Yeni Üyelik
12.
Bölüm

11. Bölüm

@dalgapanda

ŞİMDİ Kİ ZAMAN

Maya, ormanın ortasında elindeki telefonun parçalarına bakarken aslında kararını çoktan vermiş olduğunu fark etti. Sadece itiraf etmeye çekiniyordu. Sanırım bunu itiraf etmenin bir yolu vardı. Yere sırt üstü uzandı ve gözlerini kapattı.

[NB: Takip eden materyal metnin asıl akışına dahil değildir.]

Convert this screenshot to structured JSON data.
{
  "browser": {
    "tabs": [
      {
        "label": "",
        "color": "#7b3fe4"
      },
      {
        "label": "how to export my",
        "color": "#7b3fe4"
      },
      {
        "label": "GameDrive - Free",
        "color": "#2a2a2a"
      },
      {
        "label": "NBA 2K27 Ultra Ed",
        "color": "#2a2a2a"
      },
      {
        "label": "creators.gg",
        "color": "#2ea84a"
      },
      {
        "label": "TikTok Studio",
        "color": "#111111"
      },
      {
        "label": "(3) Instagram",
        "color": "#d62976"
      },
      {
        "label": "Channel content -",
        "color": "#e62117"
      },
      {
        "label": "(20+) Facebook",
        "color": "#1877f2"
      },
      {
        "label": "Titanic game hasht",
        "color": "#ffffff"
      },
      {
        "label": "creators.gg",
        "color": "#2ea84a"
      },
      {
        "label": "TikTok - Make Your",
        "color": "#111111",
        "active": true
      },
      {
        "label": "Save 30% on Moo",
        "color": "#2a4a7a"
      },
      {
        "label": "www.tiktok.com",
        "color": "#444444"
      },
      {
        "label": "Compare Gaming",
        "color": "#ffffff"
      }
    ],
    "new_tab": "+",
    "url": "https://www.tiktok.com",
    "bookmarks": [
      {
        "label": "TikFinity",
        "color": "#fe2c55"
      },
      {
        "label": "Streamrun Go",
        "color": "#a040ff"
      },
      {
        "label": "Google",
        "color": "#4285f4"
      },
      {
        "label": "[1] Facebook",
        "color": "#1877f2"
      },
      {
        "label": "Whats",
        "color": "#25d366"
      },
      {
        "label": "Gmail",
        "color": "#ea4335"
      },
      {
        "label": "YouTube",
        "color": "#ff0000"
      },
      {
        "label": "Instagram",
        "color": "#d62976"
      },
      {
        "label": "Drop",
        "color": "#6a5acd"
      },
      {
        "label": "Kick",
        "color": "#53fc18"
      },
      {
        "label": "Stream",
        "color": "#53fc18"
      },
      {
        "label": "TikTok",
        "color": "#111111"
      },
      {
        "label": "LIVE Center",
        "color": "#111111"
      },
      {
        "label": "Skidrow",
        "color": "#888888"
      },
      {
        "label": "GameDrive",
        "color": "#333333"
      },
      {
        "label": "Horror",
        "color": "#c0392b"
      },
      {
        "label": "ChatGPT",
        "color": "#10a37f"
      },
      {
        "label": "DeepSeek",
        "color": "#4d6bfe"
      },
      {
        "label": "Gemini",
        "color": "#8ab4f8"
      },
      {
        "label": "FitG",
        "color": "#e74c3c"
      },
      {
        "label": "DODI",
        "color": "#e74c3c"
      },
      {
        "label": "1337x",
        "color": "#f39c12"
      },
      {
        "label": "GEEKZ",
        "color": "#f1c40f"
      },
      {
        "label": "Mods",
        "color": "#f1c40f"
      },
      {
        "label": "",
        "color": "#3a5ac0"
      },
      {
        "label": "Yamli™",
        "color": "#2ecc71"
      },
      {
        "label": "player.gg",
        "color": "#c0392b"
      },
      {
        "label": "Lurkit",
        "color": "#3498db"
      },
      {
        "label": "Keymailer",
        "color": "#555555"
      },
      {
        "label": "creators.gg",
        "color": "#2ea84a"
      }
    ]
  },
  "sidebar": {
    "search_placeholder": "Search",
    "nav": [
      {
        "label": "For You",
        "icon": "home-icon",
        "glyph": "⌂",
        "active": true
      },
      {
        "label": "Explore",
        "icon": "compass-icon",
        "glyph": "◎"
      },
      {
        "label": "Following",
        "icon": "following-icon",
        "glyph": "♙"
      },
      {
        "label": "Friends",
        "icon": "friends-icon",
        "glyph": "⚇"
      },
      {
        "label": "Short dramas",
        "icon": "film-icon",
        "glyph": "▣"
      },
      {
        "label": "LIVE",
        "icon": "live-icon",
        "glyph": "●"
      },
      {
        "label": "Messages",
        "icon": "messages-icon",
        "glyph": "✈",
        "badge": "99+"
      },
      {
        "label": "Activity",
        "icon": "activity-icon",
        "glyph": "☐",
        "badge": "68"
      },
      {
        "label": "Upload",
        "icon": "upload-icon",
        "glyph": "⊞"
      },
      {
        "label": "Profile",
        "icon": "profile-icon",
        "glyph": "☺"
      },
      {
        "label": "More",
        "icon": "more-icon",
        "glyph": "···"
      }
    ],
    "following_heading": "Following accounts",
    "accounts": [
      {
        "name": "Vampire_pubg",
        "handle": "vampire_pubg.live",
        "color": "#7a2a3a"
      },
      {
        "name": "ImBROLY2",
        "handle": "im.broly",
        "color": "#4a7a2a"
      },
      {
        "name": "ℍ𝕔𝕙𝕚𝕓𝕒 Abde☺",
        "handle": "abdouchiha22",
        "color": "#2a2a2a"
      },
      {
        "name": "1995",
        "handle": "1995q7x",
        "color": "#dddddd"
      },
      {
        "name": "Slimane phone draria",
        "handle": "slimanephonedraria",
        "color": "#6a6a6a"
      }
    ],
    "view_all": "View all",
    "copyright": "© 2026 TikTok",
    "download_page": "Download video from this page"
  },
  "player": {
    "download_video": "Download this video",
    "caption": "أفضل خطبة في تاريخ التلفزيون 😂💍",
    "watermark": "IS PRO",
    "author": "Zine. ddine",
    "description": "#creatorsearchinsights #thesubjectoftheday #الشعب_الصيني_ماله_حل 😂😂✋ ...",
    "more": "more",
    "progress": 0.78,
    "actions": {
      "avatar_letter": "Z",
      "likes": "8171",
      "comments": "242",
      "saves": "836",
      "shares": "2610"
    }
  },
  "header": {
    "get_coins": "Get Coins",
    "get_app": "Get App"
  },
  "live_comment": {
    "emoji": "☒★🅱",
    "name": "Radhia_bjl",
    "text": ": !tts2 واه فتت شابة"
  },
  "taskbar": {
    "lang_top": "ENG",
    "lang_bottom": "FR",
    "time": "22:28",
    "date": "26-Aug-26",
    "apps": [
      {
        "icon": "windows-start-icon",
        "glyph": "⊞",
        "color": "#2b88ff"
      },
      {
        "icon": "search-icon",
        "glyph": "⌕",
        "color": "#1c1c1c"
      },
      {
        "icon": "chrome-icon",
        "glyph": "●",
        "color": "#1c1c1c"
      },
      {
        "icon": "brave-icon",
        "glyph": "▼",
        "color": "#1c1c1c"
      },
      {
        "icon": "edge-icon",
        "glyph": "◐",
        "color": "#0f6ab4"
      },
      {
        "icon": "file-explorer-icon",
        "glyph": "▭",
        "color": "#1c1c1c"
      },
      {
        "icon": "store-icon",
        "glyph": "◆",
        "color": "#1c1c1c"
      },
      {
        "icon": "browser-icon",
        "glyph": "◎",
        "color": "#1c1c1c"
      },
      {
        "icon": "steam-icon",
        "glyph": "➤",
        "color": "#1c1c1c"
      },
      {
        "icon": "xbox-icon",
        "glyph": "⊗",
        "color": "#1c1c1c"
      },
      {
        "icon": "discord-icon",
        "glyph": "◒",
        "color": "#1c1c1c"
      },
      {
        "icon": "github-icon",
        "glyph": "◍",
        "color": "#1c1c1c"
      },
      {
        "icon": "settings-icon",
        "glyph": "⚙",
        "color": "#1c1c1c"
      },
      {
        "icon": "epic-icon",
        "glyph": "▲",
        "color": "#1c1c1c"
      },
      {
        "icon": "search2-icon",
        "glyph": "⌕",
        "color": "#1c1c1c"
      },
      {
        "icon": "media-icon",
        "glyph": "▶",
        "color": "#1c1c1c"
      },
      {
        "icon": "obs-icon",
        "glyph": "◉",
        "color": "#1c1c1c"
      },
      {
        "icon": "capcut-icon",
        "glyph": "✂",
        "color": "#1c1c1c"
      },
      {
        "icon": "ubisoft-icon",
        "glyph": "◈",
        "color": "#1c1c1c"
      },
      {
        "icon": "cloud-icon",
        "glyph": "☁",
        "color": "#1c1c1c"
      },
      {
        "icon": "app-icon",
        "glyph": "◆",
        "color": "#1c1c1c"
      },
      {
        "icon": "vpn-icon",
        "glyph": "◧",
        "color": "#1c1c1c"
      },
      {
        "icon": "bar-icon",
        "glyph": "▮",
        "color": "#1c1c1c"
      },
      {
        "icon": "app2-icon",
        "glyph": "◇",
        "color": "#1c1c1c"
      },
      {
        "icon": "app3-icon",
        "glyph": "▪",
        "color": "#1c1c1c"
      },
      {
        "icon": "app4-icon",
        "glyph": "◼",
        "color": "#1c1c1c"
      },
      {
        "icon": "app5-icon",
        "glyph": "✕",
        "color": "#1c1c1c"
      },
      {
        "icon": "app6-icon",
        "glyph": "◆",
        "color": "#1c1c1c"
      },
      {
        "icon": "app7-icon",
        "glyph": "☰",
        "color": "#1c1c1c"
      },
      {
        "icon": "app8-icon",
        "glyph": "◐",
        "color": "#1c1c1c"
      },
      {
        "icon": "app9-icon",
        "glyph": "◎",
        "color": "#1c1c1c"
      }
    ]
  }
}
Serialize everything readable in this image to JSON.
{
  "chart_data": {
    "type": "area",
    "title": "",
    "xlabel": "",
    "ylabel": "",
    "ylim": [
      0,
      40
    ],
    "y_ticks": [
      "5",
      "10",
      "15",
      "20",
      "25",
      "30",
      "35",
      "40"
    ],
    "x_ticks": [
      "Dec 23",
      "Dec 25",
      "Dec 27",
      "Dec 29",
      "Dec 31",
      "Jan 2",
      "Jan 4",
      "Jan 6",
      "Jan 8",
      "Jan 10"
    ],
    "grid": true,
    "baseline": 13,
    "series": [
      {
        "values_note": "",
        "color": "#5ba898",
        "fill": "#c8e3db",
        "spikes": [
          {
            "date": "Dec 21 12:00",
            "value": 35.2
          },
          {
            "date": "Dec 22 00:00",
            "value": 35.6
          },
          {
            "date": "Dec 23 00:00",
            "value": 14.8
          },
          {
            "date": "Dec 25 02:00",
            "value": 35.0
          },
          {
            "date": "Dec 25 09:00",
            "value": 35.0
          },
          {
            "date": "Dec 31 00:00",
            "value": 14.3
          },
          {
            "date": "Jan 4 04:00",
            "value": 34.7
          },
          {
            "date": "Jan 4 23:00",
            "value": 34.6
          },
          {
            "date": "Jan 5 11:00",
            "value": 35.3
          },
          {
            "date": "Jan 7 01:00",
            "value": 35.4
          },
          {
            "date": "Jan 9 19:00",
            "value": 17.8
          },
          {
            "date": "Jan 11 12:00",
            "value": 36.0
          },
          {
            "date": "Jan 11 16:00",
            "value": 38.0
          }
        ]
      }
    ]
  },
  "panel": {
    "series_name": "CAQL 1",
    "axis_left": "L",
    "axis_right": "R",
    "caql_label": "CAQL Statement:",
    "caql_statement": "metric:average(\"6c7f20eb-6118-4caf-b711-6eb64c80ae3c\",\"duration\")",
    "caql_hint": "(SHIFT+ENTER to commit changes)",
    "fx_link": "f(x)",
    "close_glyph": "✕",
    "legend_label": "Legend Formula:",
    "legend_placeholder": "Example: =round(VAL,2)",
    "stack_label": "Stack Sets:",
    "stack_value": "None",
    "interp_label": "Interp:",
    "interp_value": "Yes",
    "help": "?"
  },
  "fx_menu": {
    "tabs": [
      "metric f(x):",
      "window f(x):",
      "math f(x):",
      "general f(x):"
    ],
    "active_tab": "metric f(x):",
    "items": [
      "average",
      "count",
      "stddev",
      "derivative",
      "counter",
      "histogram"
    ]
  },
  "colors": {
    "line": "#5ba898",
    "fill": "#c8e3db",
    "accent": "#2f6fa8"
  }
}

Eve gittiğini düşündü. Arkadaşlarıyla yeni işinin kutlamasını yaptı. Annesinin işi için yönlendirmelerini dinledi ve uyguladı. Bu yönlendirmeler, işte her zaman bir adım önde olmasını sağladı. Yıllarca bu şirkete geldi gitti. Biriyle tanıştı, birbirlerinden hoşlandılar. İşe gidip hayatının büyük bir bölümünü aynı duvarlar arasında geçirmeye devam etti. Erkek arkadaşıyla evlenme kararı aldı. Aşık olmak ne güzeldi! Birini bu kadar sevmek ve sevilmek ne kadar güzeldi! İşe gidip aynı duvarlar arasında kendini hapsetmeye devam etti. Zaman hızla aktı geçti. Artık genç bir kadın değil, yaşlı, evli ve çocuklu, bir sürü hastalığı olan yaşlı bir kadındı. Kocasını kaybettiğinde, aşkın ne kadar büyük bir yanılsama olduğunu anlamıştı. Bu kadar severken artık yanında olmaması ve baktığı her yerde anılarını görmek çok üzücüydü. En sonunda kendisini hastane yatağında düşündü. Tek başına nefes alamadığı için makineye bağlı, yemek yiyemediği için bir sürü ilaç kullanmak zorunda olan yaşlı ve hasta bir kadın olarak. Hastane yatağının başında çocukları ve torunları ona ölmeden önce veda etmek için gelmişti ve kısa bir süre sonra buradan gitmesi gerekecekti. Çok uzun bir hayat yaşamıştı. Gerçekten yaşamış mıydı, diye düşündü.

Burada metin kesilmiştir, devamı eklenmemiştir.